L'arrivée des nazis au pouvoir, le 30 janvier 1933, est le traumatisme princeps de toute conscience démocratique. L'Allemagne était, en Occident, considérée comme un grand pays de culture, de science, de recherche et de technique, bardée de gloires musicales, littéraires et philosophiques, ainsi que de prix Nobel. Elle s'enorgueillissait également de la gauche la plus ancienne, la plus structurée et la plus puissante du monde, avec des syndicats sociaux-démocrates et communistes, ainsi que des partis qui avaient su imposer, par leur action - dans le cas du Parti social-démocrate (SPD) - ou par leur existence même - dans celui du Parti communiste (KPD) -, une démocratie sociale avancée en 1918-1919. Certes, la coalition de Weimar (SPD, Parti démocrate ou DDP, et centre catholique) qui avait voté la Constitution du 31 juillet 1919 avait accusé un recul aux élections de 1920, cédant la place à des majorités modérées, voire de droite, qui avaient oeuvré à revenir sur les acquis démocratiques et sociaux; certes, le président social-démocrate Friedrich Ebert, décédé en cours de mandat, avait été remplacé en 1925 par un fossile vivant de l'ancien régime, le Generalfeldmarschall Paul von Hindenburg, mais celui-ci avait, c'était la loi, juré fidélité à la Constitution, et s'y était tenu.

 

Le traité de Versailles, la mise au ban des nations et le niveau des réparations qu'il entraînait : malgré ces auspices internationaux défavorables, la république démocratique, libérale et parlementaire allemande avait su créer une culture démocratique viable - régularité des scrutins au niveau du Reich et des Länder, dialogue entre les partis. C'est, de fait, une coalition (droite-gauche) qui, avec le chancelier Gustav Stresemann (Parti populaire, ou DVP, droite), avait affronté, à l'automne 1923, l'occupation de la Ruhr, l'hyperinflation et la disparition de la monnaie allemande, ainsi que plusieurs insurrections (indépendantistes rhénans, tentatives de révolution bolchevique dans l'Est, putsch nazi en Bavière); c'est à nouveau une grande coalition qui, sous la direction du chancelier Hermann Müller (SPD), gouvernait l'Allemagne depuis le 28 juin 1928.

 

La crise économique, partie des États-Unis, frappe l'Allemagne à l'automne 1929 : sa violence fait exploser un gouvernement dont la droite prônait l'austérité budgétaire, la gauche, le renforcement de l'assurance-chômage.
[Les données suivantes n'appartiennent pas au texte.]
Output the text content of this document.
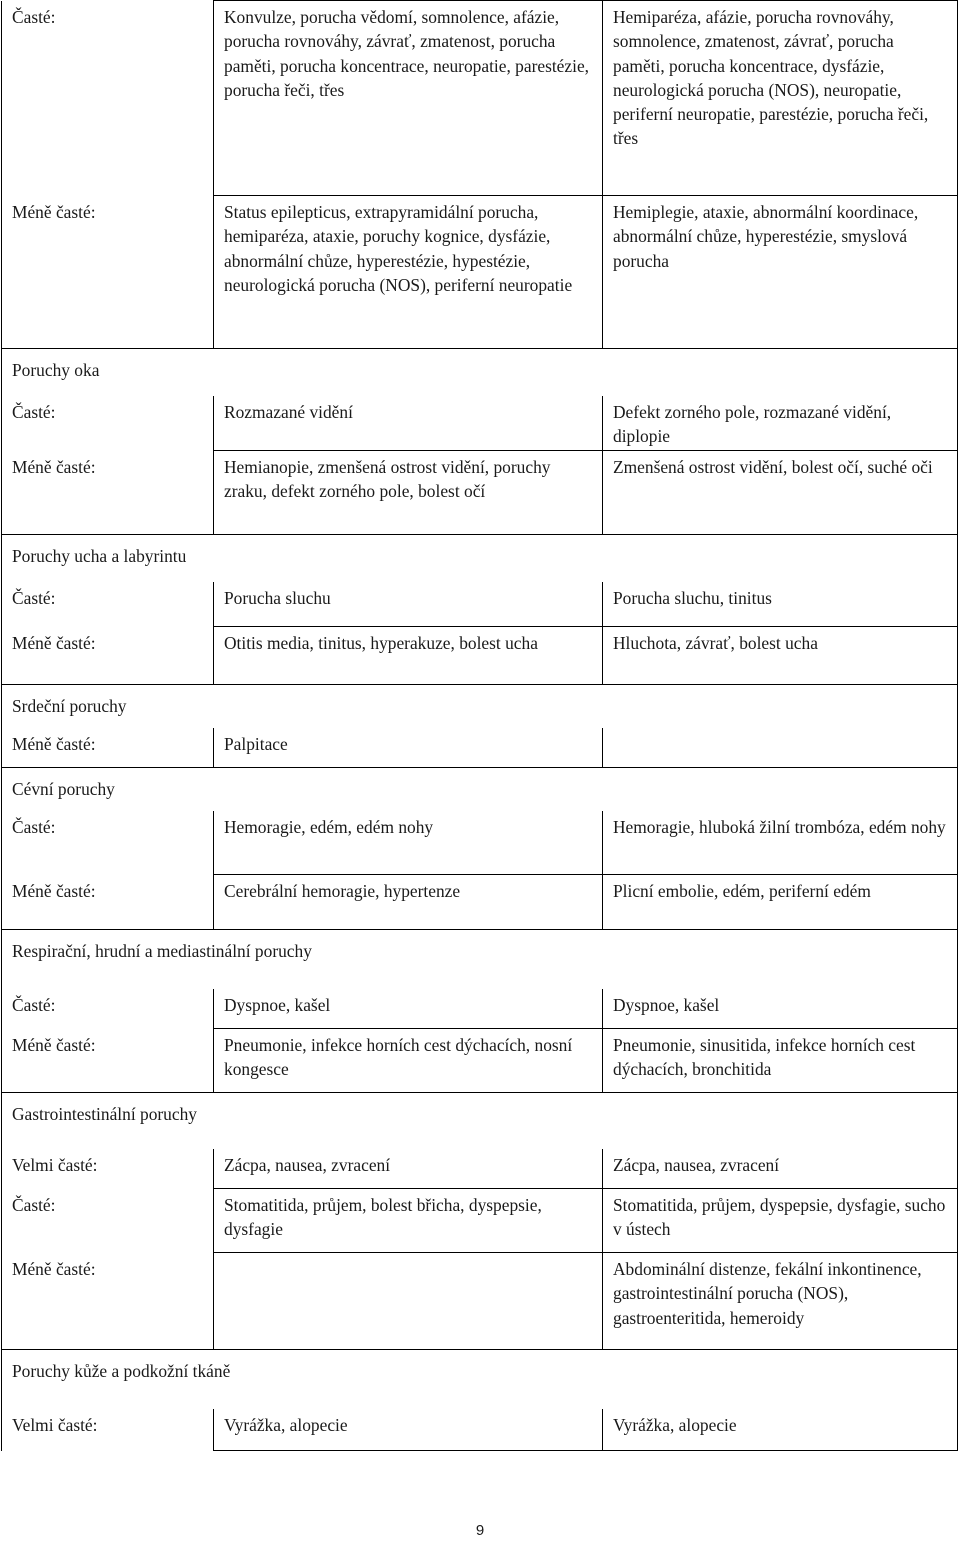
Časté:	Konvulze, porucha vědomí, somnolence, afázie, porucha rovnováhy, závrať, zmatenost, porucha paměti, porucha koncentrace, neuropatie, parestézie, porucha řeči, třes	Hemiparéza, afázie, porucha rovnováhy, somnolence, zmatenost, závrať, porucha paměti, porucha koncentrace, dysfázie, neurologická porucha (NOS), neuropatie, periferní neuropatie, parestézie, porucha řeči, třes
Méně časté:	Status epilepticus, extrapyramidální porucha, hemiparéza, ataxie, poruchy kognice, dysfázie, abnormální chůze, hyperestézie, hypestézie, neurologická porucha (NOS), periferní neuropatie	Hemiplegie, ataxie, abnormální koordinace, abnormální chůze, hyperestézie, smyslová porucha
Poruchy oka		
Časté:	Rozmazané vidění	Defekt zorného pole, rozmazané vidění, diplopie
Méně časté:	Hemianopie, zmenšená ostrost vidění, poruchy zraku, defekt zorného pole, bolest očí	Zmenšená ostrost vidění, bolest očí, suché oči
Poruchy ucha a labyrintu		
Časté:	Porucha sluchu	Porucha sluchu, tinitus
Méně časté:	Otitis media, tinitus, hyperakuze, bolest ucha	Hluchota, závrať, bolest ucha
Srdeční poruchy		
Méně časté:	Palpitace	
Cévní poruchy		
Časté:	Hemoragie, edém, edém nohy	Hemoragie, hluboká žilní trombóza, edém nohy
Méně časté:	Cerebrální hemoragie, hypertenze	Plicní embolie, edém, periferní edém
Respirační, hrudní a mediastinální poruchy		
Časté:	Dyspnoe, kašel	Dyspnoe, kašel
Méně časté:	Pneumonie, infekce horních cest dýchacích, nosní kongesce	Pneumonie, sinusitida, infekce horních cest dýchacích, bronchitida
Gastrointestinální poruchy		
Velmi časté:	Zácpa, nausea, zvracení	Zácpa, nausea, zvracení
Časté:	Stomatitida, průjem, bolest břicha, dyspepsie, dysfagie	Stomatitida, průjem, dyspepsie, dysfagie, sucho v ústech
Méně časté:		Abdominální distenze, fekální inkontinence, gastrointestinální porucha (NOS), gastroenteritida, hemeroidy
Poruchy kůže a podkožní tkáně		
Velmi časté:	Vyrážka, alopecie	Vyrážka, alopecie
9
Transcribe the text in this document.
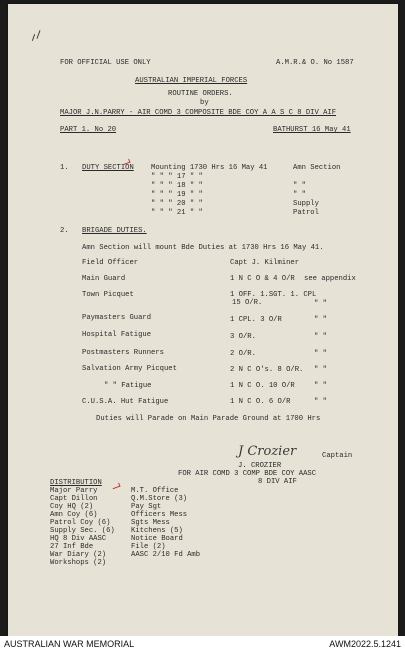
FOR OFFICIAL USE ONLY	A.M.R.& O. No 1587
AUSTRALIAN IMPERIAL FORCES
ROUTINE ORDERS.
by
MAJOR J.N.PARRY - AIR COMD 3 COMPOSITE BDE COY A A S C 8 DIV AIF
PART 1. No 20	BATHURST 16 May 41
1. DUTY SECTION Mounting 1730 Hrs 16 May 41	Amn Section
" " " 17 " "
" " " 18 " "	" "
" " " 19 " "	" "
" " " 20 " "	Supply
" " " 21 " "	Patrol
2. BRIGADE DUTIES.
Amn Section will mount Bde Duties at 1730 Hrs 16 May 41.
Field Officer	Capt J. Kilminer
Main Guard	1 N C O & 4 O/R see appendix
Town Picquet	1 OFF. 1.SGT. 1. CPL
15 O/R.	" "
Paymasters Guard	1 CPL. 3 O/R	" "
Hospital Fatigue	3 O/R.	" "
Postmasters Runners	2 O/R.	" "
Salvation Army Picquet	2 N C O's. 8 O/R. " "
" " Fatigue	1 N C O. 10 O/R	" "
C.U.S.A. Hut Fatigue	1 N C O. 6 O/R	" "
Duties will Parade on Main Parade Ground at 1700 Hrs
J Crozier	Captain
J. CROZIER
FOR AIR COMD 3 COMP BDE COY AASC
8 DIV AIF
DISTRIBUTION
Major Parry
Capt Dillon
Coy HQ (2)
Amn Coy (6)
Patrol Coy (6)
Supply Sec. (6)
HQ 8 Div AASC
27 Inf Bde
War Diary (2)
Workshops (2)
M.T. Office
Q.M.Store (3)
Pay Sgt
Officers Mess
Sgts Mess
Kitchens (5)
Notice Board
File (2)
AASC 2/10 Fd Amb
AUSTRALIAN WAR MEMORIAL	AWM2022.5.1241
Aucune majorité ne paraissant se dégager au Parlement, un petit groupe de conseillers du président du Reich - militaires, grands propriétaires agrariens, industriels et financiers - opte pour une mutation de la pratique constitutionnelle, une sorte de coup d'État permanent enté sur l'autorité, le prestige et la simple figure de Hindenburg. La droite gouverne par des cabinets présidentiels. Elle ignore le plus souvent le Reichstag. L'article 48-2 de la Constitution de 1919 permet en effet au chef de l'État de prendre des mesures législatives par décret. Mais la méthode vide la démocratie de son contenu. Elle dévoie une disposition prévue pour des situations de péril politique, sans conscience, par convenance, afin d'imposer une austérité budgétaire, violemment antisociale, de la baisse des prestations sociales à celle des salaires minimaux de branche - Ebert en avait fait un usage fréquent, contre les sécessionnistes, contre les bolcheviks et contre les nazis, entre 1919 et 1923. Le chancelier Heinrich Brüning mène cette politique de déflation pendant deux ans, de mars 1930 à mai 1932. Elle aggrave sans surprise la crise et suscite, dès l'automne 1931, de fortes réserves du patronat et de la banque, qui commencent à prôner une approche économique moins orthodoxe, une relance par l'offre - baisses d'impôts et subventions à l'industrie, mais pas à la population.

 

Reconstituer l'armée

Aux yeux de l'entourage du président, Brüning a le tort de maintenir son cap austéritaire et, surtout, d'envisager une politique sociale adossée à une réforme agraire, avec un partage des terres non cultivées appartenant, dans l'est de l'Allemagne, aux grands latifundiaires. Or Hindenburg est l'un d'entre eux : le milieu des junkers - des nobles de Prusse orientale et des propriétaires terriens - constitue, avec l'armée, l'essentiel de sa sociabilité. S'ajoutent à cela des divergences tactiques à l'égard du Parti national-socialiste ouvrier allemand (NSDAP) : après avoir tenté de discuter avec les nazis, Brüning décide de les priver de leurs milices, en interdisant les sections d'assaut (SA) et les SS par un décret, en avril 1932. Ce n'est pas la ligne du général Kurt von Schleicher, un haut militaire influent dans l'entourage de Hindenburg, qui estime que la force de frappe militante et milicienne des nazis est indispensable pour lutter, dans la rue, contre les communistes. Il voit aussi dans les rangs des cogneurs bruns des « ressources humaines » de grande qualité pour peupler les rangs d'une armée allemande que l'état-major rêve de reconstituer - l'année 1932 signe la fin des réparations et laisse entrevoir un assouplissement du traité de Versailles, qui limite à cent mille le nombre d'hommes dans la Reichswehr. Des manoeuvres d'arrière-cuisine (contacts secrets, discussions dans le dos du chancelier Brüning, campagne pour affaiblir le général Wilhelm Groener, ministre de la défense et de l'intérieur qui avait insisté pour interdire les milices nazies, établissement d'une liste de ministres prête à l'emploi) aboutissent au renvoi du cabinet Brüning et à la nomination d'un nouveau chancelier, Franz von Papen, ainsi que, dans un temps record, d'un nouveau gouvernement au début de juin 1932.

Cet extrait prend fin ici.